Error: org.embulk.spi.DataException: Invalid record at line 1: 0    aaaaaaaa0a  name0
dmikurube commented 7 years ago

@civitaspo Thanks for reporting!

Hmm, I'm not sure why they have been '\0', but I thought they can be just -1, -2 or like that since Java's char is signed 2-bytes. What do you think? @muga

muga commented 7 years ago

@dmikurube @civitaspo We had used '\0' as CsvTokenizer's control character for end of line without thinking deeply. NO_QUOTE and NO_ESCAPE as well. I think, we can change those values with negative numbers as @dmikurube mentioned.
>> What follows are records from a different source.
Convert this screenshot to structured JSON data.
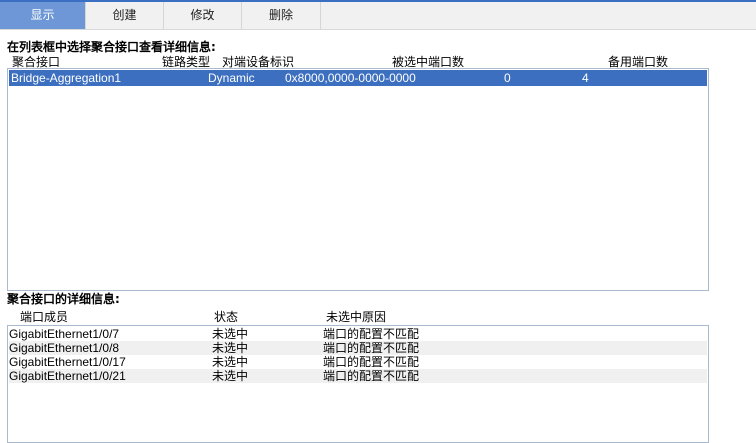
{
  "tabs": [
    "显示",
    "创建",
    "修改",
    "删除"
  ],
  "aggregation_section": {
    "title": "在列表框中选择聚合接口查看详细信息:",
    "columns": [
      "聚合接口",
      "链路类型",
      "对端设备标识",
      "被选中端口数",
      "备用端口数"
    ],
    "rows": [
      {
        "interface": "Bridge-Aggregation1",
        "link_type": "Dynamic",
        "peer_id": "0x8000,0000-0000-0000",
        "selected_ports": "0",
        "standby_ports": "4"
      }
    ]
  },
  "detail_section": {
    "title": "聚合接口的详细信息:",
    "columns": [
      "端口成员",
      "状态",
      "未选中原因"
    ],
    "rows": [
      {
        "member": "GigabitEthernet1/0/7",
        "status": "未选中",
        "reason": "端口的配置不匹配"
      },
      {
        "member": "GigabitEthernet1/0/8",
        "status": "未选中",
        "reason": "端口的配置不匹配"
      },
      {
        "member": "GigabitEthernet1/0/17",
        "status": "未选中",
        "reason": "端口的配置不匹配"
      },
      {
        "member": "GigabitEthernet1/0/21",
        "status": "未选中",
        "reason": "端口的配置不匹配"
      }
    ]
  },
  "colors": {
    "accent": "#3c6fbf",
    "active_tab": "#6d97d6",
    "border": "#a9b9d0"
  }
}
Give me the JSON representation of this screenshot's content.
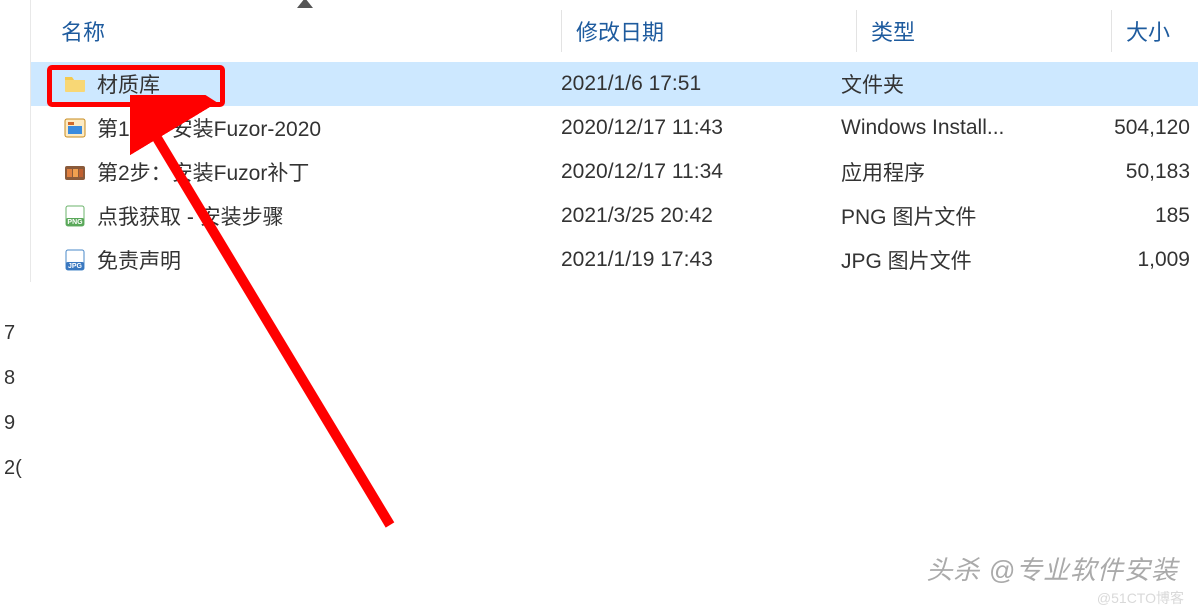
{
  "left_strip": [
    "7",
    "8",
    "9",
    "2("
  ],
  "columns": {
    "name": "名称",
    "date": "修改日期",
    "type": "类型",
    "size": "大小"
  },
  "rows": [
    {
      "name": "材质库",
      "date": "2021/1/6 17:51",
      "type": "文件夹",
      "size": "",
      "icon": "folder",
      "selected": true
    },
    {
      "name": "第1步：安装Fuzor-2020",
      "date": "2020/12/17 11:43",
      "type": "Windows Install...",
      "size": "504,120",
      "icon": "msi",
      "selected": false
    },
    {
      "name": "第2步：安装Fuzor补丁",
      "date": "2020/12/17 11:34",
      "type": "应用程序",
      "size": "50,183",
      "icon": "exe",
      "selected": false
    },
    {
      "name": "点我获取 - 安装步骤",
      "date": "2021/3/25 20:42",
      "type": "PNG 图片文件",
      "size": "185",
      "icon": "png",
      "selected": false
    },
    {
      "name": "免责声明",
      "date": "2021/1/19 17:43",
      "type": "JPG 图片文件",
      "size": "1,009",
      "icon": "jpg",
      "selected": false
    }
  ],
  "watermark_main": "头杀 @专业软件安装",
  "watermark_sub": "@51CTO博客"
}
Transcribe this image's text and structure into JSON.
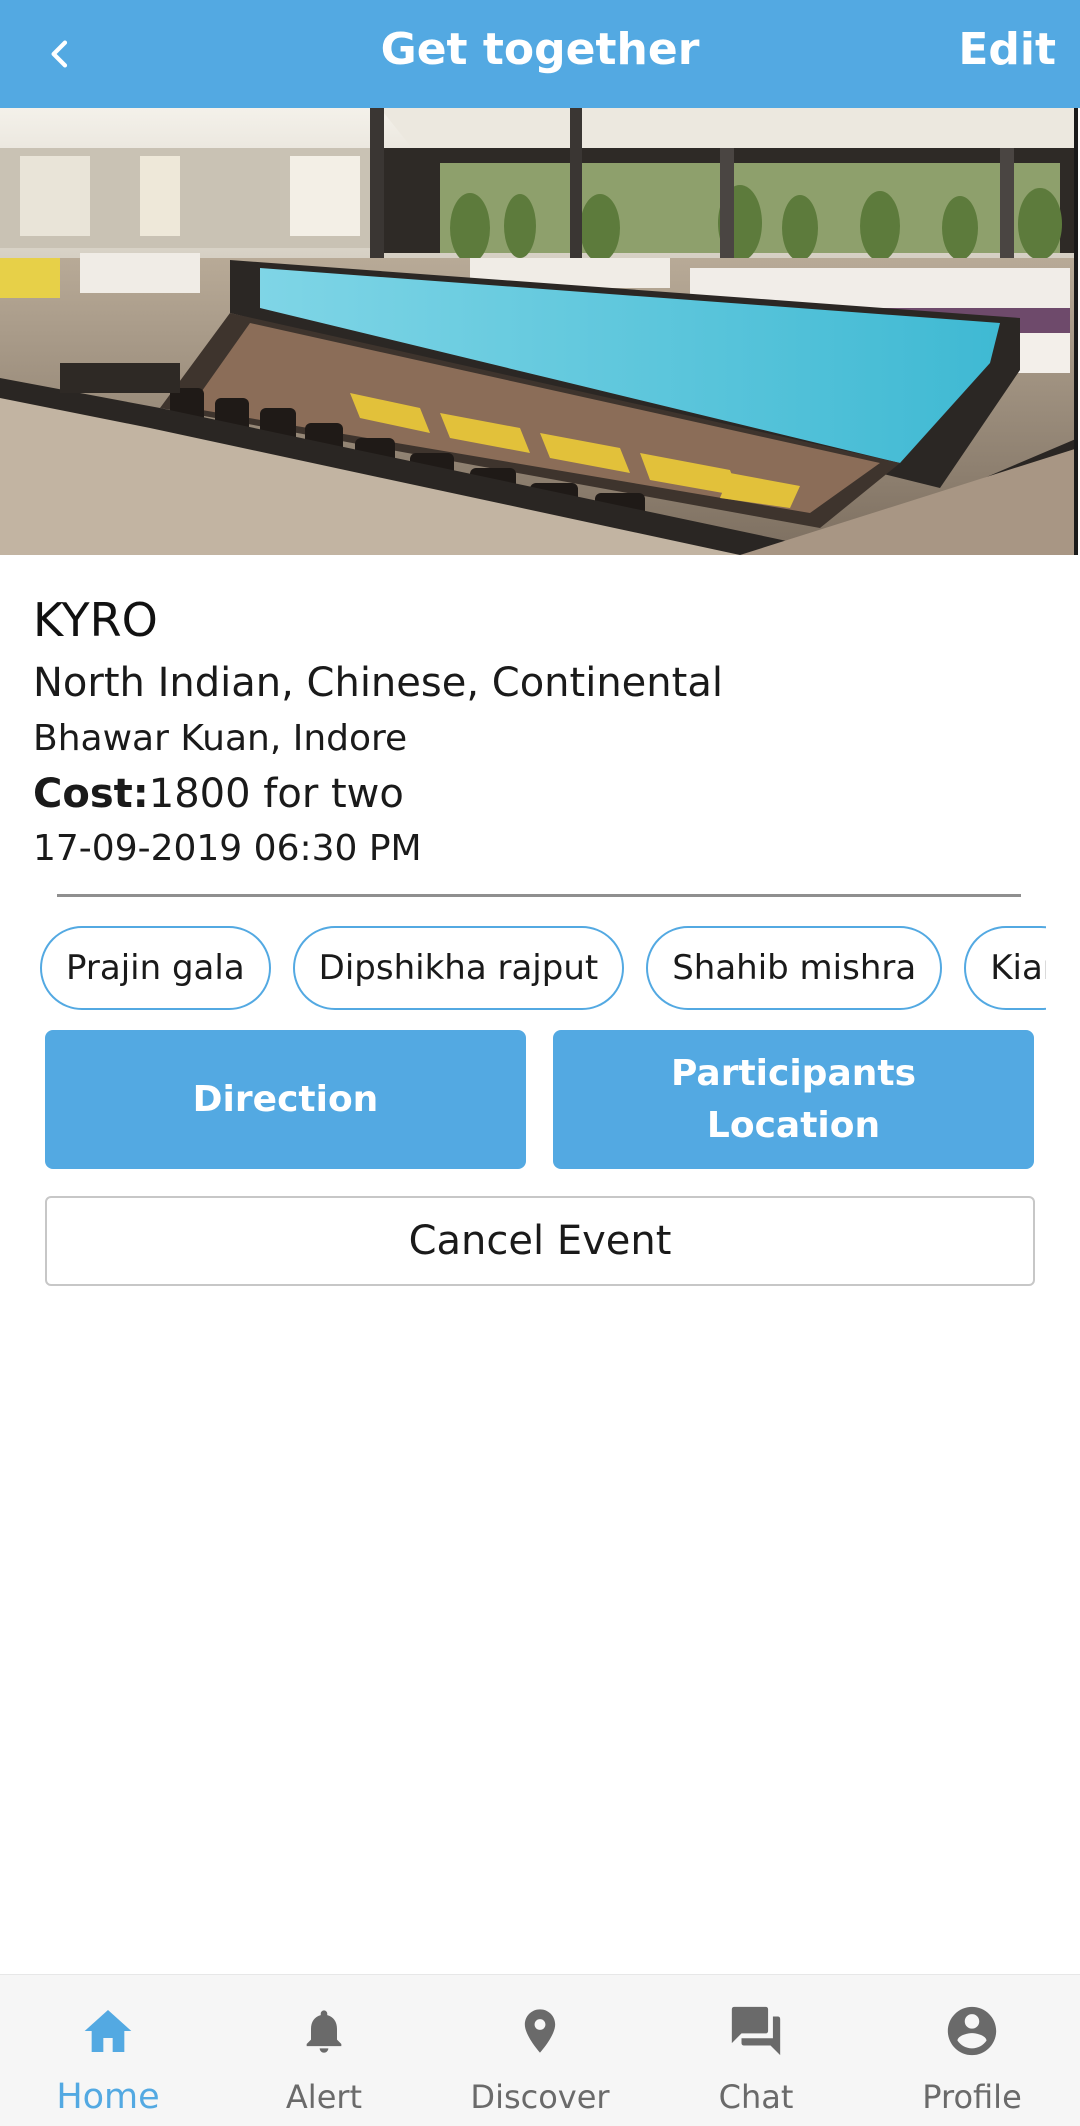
{
  "header": {
    "back_icon": "chevron-left-icon",
    "title": "Get together",
    "edit_label": "Edit",
    "background_color": "#53a9e2"
  },
  "event": {
    "venue_name": "KYRO",
    "cuisines": "North Indian, Chinese, Continental",
    "location": "Bhawar Kuan, Indore",
    "cost_label": "Cost:",
    "cost_value": "1800 for two",
    "datetime": "17-09-2019 06:30 PM"
  },
  "participants": [
    {
      "name": "Prajin gala"
    },
    {
      "name": "Dipshikha rajput"
    },
    {
      "name": "Shahib mishra"
    },
    {
      "name": "Kiar"
    }
  ],
  "actions": {
    "direction_label": "Direction",
    "participants_location_label": "Participants Location",
    "cancel_label": "Cancel Event"
  },
  "nav": {
    "items": [
      {
        "label": "Home",
        "icon": "home-icon",
        "active": true
      },
      {
        "label": "Alert",
        "icon": "bell-icon",
        "active": false
      },
      {
        "label": "Discover",
        "icon": "location-pin-icon",
        "active": false
      },
      {
        "label": "Chat",
        "icon": "chat-bubbles-icon",
        "active": false
      },
      {
        "label": "Profile",
        "icon": "account-circle-icon",
        "active": false
      }
    ]
  },
  "colors": {
    "accent": "#53a9e2",
    "nav_inactive": "#6a6a6a",
    "nav_background": "#f6f6f6"
  }
}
diff --git a/embulk-standards/src/main/java/org/embulk/standards/CsvTokenizer.java b/embulk-standards/src/main/java/org/embulk/standards/CsvTokenizer.java
index d5d2583..0683f87 100644
--- a/embulk-standards/src/main/java/org/embulk/standards/CsvTokenizer.java
+++ b/embulk-standards/src/main/java/org/embulk/standards/CsvTokenizer.java
@@ -21,9 +21,9 @@ public class CsvTokenizer
         BEGIN, VALUE, QUOTED_VALUE, AFTER_QUOTED_VALUE, FIRST_TRIM, LAST_TRIM_OR_VALUE,
     }

-    private static final char END_OF_LINE = '\0';
-    static final char NO_QUOTE = '\0';
-    static final char NO_ESCAPE = '\0';
+    private static final char END_OF_LINE = (char)-1;
+    static final char NO_QUOTE = (char)-2;
+    static final char NO_ESCAPE = (char)-3;

     private final char delimiterChar;
     private final String delimiterFollowingString;

How about it?

dmikurube commented 7 years ago

@muga Thanks. Actually That is not a perfect solution (strings may contain 0xffff as well), but the situation may get a bit better by that.

To fix it better, we need to take a deeper look inside the entire CsvTokenizer... I hope adding a flag solves the problem, but I'm not perfectly sure.

dmikurube commented 7 years ago

I guess it is still a reasonable assumption that "CSV" should not contain '\0'' (seeing RFC4180), but it's worth solving since CSVs are so varied.

muga commented 7 years ago

Yea, or we may be able to extract the value as config option parameter and users configure any value. It is '\0' by default.